How wonderful it was to be reunited as a group! León was behind us by now and vast fields appeared in front of us.
We were always walking in a line, behind each other, never next to each other. I rather preferred walking behind. This gave me the space and freedom to set my own pace and to leave the line every now and then.
Anja and Ilse often walked in position one and two. They had built up their own rhythm from when they had departed in the Netherlands and were walking synchronised. They were still wholeheartedly in love with their zip-off pants and their walking sticks ticked away happily.
Joyce often walked in front of me or in third position. She also hadn't yet thrown away her walking sticks. She had to make big steps in order to keep up with us, and she was still carrying her oversized backpack.
Miss Kiwi also often walked in front of me, and today she was wearing grey joggers and a cowboy hat. Her mini backpack and her flower-power bag made her look more like a day tourist than a pilgrim. But hey, where does it say that every pilgrim must have a huge and overstuffed backpack? Maybe she was the best example for us to bring as little as possible.
Sometimes she also left the hiking trail without any notice, just to join our line again a bit further on. Walking sticks were certainly not included in her dictionary.
I, myself, was still wearing my short, cut-off jeans. And I still found it hard to stuff everything in my backpack. My sleeping bag was always dangling on the bottom of it in a creaking plastic bag. With every step you could hear this squeaky sound. To the great annoyance of everybody else. I was still convinced that it was really not necessary to use a walking stick, even after the other dutchies tried to convince me otherwise.
We were all so different that we probably would have passed each other without a second thought in our daily lives. We also had totally different occupations. Ilse was a photographer, Anja a financial controller, Joyce a lab technician, Miss Kiwi a hairdresser and I was a recruiter.
but what we all shared was humour, self-mockery and the complete acceptance of each other
Even as we travelled as a group, there was always room for contact with others. This made us being together so relaxed and easy.
we were all open-minded, each of us in their own unique way
After having walked for hours in silence, but interspersed with stops, a lot of chattering and laughter, we arrived in Villar de Mazarife, a small village. We checked in at the Jesus Inn, a beautiful name for an inn along the Camino.
It was a very pleasant and cosy inn with a jacuzzi and a large garden. We dropped ourselves on the chairs and had the table filled up with wine, beer, crisps and cigarettes.
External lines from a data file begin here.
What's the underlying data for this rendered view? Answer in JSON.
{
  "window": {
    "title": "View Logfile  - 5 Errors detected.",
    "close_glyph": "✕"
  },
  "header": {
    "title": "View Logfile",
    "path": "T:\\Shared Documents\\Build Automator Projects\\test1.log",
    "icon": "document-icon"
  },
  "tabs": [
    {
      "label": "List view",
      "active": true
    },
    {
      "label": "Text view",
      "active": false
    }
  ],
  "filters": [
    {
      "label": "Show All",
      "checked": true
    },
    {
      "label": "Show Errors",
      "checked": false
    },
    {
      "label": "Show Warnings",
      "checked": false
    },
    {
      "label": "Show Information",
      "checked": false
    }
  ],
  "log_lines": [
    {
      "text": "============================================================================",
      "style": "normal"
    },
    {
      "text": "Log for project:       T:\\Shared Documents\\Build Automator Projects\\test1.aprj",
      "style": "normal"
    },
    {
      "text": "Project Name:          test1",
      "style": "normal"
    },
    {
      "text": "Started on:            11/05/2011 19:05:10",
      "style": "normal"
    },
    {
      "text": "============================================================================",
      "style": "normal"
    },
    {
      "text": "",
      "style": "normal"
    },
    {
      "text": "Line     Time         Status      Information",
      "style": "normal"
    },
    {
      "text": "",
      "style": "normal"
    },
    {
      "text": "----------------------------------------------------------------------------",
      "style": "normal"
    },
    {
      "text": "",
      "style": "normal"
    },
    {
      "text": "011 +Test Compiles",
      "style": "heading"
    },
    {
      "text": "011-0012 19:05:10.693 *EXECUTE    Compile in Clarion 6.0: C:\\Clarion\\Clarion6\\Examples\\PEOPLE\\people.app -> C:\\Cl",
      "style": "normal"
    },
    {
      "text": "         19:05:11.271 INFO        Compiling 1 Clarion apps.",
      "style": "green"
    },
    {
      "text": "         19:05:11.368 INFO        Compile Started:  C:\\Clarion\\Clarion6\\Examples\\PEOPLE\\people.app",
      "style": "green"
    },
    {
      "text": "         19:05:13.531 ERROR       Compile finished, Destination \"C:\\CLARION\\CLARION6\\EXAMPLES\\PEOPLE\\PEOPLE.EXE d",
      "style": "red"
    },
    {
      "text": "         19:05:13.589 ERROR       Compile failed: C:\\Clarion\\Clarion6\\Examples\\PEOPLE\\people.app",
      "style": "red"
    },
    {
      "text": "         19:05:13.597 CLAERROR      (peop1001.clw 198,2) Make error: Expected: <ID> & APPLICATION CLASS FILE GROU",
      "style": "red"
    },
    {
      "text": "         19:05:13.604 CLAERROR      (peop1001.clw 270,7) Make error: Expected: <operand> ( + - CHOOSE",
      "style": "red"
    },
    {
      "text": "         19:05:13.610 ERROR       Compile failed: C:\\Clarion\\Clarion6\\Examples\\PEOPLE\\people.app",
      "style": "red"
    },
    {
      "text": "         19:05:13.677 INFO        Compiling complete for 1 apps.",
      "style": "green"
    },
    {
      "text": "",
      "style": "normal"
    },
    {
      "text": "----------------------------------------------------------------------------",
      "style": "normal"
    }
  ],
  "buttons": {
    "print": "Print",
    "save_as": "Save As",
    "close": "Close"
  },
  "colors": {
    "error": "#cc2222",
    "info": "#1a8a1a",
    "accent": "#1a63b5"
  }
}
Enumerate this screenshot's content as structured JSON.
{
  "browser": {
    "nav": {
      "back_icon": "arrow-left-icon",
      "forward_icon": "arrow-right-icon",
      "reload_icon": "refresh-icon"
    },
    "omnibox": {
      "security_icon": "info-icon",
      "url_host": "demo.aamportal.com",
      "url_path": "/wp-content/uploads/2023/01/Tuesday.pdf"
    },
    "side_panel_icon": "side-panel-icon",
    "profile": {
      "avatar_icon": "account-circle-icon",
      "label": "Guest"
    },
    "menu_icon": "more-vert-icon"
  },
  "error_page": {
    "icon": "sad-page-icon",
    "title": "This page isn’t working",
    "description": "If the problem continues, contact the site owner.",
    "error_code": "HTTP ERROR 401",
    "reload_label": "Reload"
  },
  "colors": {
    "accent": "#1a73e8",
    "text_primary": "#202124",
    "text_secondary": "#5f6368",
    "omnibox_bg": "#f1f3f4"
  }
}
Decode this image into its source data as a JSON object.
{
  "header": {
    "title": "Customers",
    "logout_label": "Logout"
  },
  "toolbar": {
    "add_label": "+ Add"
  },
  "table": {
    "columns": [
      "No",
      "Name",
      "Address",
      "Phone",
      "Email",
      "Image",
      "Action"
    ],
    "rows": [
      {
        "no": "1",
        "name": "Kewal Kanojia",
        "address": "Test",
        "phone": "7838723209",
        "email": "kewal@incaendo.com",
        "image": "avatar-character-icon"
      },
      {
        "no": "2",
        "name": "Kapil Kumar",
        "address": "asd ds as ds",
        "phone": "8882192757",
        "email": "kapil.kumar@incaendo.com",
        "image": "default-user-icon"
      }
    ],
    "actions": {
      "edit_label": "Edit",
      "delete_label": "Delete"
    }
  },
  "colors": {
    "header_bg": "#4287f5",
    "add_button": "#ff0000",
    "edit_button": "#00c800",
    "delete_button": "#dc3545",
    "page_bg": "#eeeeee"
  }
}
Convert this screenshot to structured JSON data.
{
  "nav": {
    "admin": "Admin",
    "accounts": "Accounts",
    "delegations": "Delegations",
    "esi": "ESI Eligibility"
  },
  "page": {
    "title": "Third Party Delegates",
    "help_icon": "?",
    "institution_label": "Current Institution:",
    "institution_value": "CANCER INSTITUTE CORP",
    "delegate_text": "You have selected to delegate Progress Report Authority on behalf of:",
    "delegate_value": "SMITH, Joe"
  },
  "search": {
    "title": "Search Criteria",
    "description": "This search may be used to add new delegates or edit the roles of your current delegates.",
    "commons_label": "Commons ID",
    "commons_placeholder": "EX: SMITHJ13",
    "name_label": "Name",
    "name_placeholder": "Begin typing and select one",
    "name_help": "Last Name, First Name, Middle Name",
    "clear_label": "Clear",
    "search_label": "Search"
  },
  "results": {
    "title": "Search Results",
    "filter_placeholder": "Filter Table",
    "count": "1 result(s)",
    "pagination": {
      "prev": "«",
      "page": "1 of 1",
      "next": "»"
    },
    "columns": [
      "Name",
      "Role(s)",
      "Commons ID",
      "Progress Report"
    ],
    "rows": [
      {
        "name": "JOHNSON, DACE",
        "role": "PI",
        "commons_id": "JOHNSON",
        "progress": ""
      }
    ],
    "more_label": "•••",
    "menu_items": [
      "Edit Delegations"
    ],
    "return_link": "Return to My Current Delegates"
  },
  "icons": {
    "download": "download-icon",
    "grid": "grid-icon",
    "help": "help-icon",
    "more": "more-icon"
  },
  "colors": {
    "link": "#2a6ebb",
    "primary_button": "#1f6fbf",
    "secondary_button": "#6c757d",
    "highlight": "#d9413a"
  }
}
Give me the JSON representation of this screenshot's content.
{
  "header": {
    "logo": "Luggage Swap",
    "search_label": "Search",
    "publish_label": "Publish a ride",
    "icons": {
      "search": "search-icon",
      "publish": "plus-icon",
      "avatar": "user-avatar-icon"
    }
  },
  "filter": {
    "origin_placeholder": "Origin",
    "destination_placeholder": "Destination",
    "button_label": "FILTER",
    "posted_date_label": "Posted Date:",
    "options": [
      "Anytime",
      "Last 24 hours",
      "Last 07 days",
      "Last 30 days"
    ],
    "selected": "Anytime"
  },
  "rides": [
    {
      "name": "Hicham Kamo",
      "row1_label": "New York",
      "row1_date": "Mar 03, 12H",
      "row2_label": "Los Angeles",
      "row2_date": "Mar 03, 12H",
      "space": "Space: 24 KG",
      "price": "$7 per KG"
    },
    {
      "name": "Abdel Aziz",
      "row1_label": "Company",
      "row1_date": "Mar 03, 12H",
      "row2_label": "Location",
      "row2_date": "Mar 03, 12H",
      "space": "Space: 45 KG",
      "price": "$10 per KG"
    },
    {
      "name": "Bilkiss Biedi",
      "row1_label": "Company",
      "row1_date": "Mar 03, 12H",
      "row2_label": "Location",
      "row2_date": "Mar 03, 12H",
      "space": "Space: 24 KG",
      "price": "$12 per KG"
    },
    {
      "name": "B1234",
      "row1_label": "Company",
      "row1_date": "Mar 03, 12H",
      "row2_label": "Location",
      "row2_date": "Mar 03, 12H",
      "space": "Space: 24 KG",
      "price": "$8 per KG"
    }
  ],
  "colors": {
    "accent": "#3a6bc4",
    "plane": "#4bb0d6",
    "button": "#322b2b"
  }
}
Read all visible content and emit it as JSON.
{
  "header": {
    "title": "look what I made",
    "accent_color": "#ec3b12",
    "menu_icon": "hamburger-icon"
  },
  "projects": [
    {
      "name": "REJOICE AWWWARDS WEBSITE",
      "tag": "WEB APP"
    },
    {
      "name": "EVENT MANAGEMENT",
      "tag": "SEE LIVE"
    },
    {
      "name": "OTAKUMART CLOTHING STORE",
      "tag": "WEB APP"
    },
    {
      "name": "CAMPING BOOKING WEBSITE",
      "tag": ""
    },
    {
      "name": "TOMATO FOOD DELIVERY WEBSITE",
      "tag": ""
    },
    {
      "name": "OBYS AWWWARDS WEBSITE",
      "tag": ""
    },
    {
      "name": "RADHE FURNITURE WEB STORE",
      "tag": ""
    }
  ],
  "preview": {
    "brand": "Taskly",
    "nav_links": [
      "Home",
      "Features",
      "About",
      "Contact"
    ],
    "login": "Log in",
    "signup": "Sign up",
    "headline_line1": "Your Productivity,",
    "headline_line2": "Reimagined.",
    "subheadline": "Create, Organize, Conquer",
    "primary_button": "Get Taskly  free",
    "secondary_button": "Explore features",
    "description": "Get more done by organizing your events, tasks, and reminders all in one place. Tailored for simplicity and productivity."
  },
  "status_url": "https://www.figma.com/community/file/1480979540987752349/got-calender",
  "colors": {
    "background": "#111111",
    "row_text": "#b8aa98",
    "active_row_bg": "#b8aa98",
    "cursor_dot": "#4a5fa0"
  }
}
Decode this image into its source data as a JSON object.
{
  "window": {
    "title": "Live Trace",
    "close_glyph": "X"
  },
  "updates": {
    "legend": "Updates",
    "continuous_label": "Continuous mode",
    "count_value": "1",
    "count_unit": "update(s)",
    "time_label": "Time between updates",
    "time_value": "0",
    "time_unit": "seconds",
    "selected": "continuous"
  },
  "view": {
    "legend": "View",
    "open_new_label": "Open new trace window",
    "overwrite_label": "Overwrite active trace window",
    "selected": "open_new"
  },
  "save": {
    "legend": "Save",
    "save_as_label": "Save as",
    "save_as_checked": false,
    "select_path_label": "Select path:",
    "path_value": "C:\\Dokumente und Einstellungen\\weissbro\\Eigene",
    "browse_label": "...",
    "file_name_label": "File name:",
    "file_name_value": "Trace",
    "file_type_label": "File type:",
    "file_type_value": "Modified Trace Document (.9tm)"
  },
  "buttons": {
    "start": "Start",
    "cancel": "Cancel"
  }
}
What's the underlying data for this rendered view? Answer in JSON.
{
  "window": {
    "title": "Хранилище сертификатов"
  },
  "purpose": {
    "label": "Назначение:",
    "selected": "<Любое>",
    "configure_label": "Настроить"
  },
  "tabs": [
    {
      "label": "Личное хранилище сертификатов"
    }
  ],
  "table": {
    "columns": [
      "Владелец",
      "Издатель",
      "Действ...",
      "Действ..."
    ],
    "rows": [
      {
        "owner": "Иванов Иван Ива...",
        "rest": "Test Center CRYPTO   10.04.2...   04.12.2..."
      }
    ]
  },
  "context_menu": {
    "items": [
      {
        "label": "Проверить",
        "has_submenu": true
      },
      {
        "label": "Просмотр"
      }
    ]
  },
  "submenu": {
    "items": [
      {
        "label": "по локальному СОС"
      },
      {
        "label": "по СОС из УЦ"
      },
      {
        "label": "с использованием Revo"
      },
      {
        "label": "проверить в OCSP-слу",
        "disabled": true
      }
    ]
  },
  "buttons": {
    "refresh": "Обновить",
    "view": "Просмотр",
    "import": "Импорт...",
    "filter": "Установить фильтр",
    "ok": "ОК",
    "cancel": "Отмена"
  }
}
Suddenly I saw a familiar man in the garden. He was wearing his swimming trunks and walked to the jacuzzi, or what looked like one. He stopped at our table and looked at me with his intense and piercing eyes.
he looked right through me
He was the man who had given me the advice to walk in a slower pace, to slow down and even to continue barefoot. I had told him, not very kindly and rather ungratefully, that his acupuncture treatment hadn't helped me at all. He had been my first teacher on my path, the successful businessman come acupuncturist.
I couldn't speak, I wanted to say something, but I just couldn't... the businessman also didn't say anything.
I should apologise to him for my earlier ungratefulness. Why was this so difficult for me? Why did I have a lump in my throat?
I didn't have any issues, did I?
He walked on, to the jacuzzi. His eyes had said enough. I let the chance to apologise to him pass, and tried to ignore his presence. A feeling of shame hit me.
Our own little party continued, accompanied by many glasses of wine and beer. In the end we exchanged the garden for our small, intimate dorm room. We fell on our beds laughing and quite tipsy.
Suddenly Miss Kiwi closed the shutters on the window and asked for our attention. She was standing there, very solemnly, like a monk, as if this was the way to act in the Jesus Inn. Then she led us in prayer:
'Dear Lord, please forgive Hinde for the creaking plastic bag on her backpack'
'Dear Lord, please forgive Anja for all her cigarettes'
'Dear Lord, please forgive Ilse for the irritating ticking of her walking sticks'
'Dear Lord, please forgive Joyce for her oversized backpack and her small steps'
'Dear Lord, please forgive me for being in this crazy group'
Her prayer went on and on, and we couldn't stop howling with laughter. Miss Kiwi was such an amazing actress!
but who was she, deep down?
In her daily life, Miss Kiwi had a profound belief in God. But what about my own faith?
Numbed by the huge amount of wine, I couldn't answer this question anymore. It didn't take us long to fall into a deep sleep, and this time we weren't bothered by all the snoring sounds that were part of that.